The average temperature for the year was 0.7 deg C higher than the average from 1981 to 2010, according to the China Climate Bulletin released by the National Climate Centre this week.
Provinces including Jiangxi, Zhejiang, Guangdong and Fujian recorded the highest average temperatures since 1961.
The average annual rainfall across the country was 695mm, the fourth-highest since 1951, when the government began recording data.
Regions near the Songhua River and Yangtze River witnessed the highest rainfall since 1961, including deluges that caused widespread flooding over the summer.

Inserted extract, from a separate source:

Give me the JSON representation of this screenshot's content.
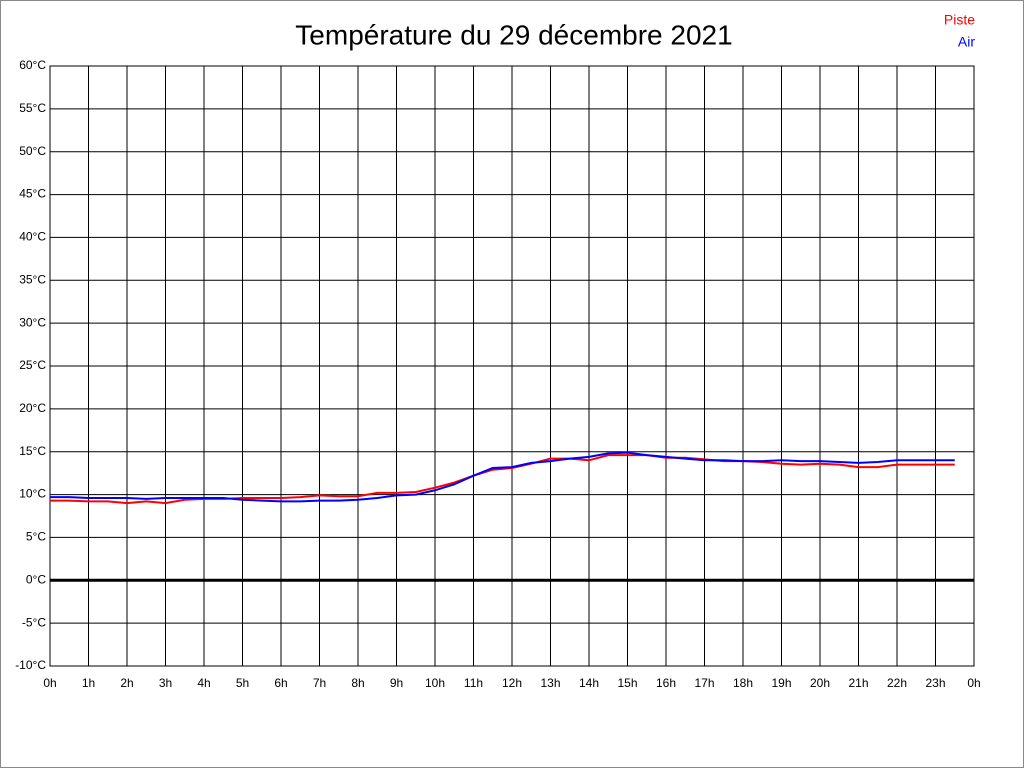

Natural disasters, including floods and typhoons, left 591 people dead or missing, and 5.89 million people had to be relocated, according to China’s Emergency Management Ministry.
Nearly 20 million hectares of crops were damaged and natural disasters caused more than 370 billion yuan (S$76.2 billion) in economic losses.
While China’s leaders have long taken climate change seriously, it was in the midst of this hot, wet and deadly year that the country took its most pronounced stand at tackling the issue, with President Xi Jinping announcing plans to zero-out carbon emissions within 40 years.
China is one of the countries most vulnerable to climate change, with rising sea levels threatening to submerge coastal mega cities like Shanghai if action isn’t taken.
There was one bright side to the weather. The report also noted better conditions in 2020 for growing plants and crops.
The “Vegetation Index”, an indicator that quantifies live green vegetation, was the second-highest since 2000, according to the report.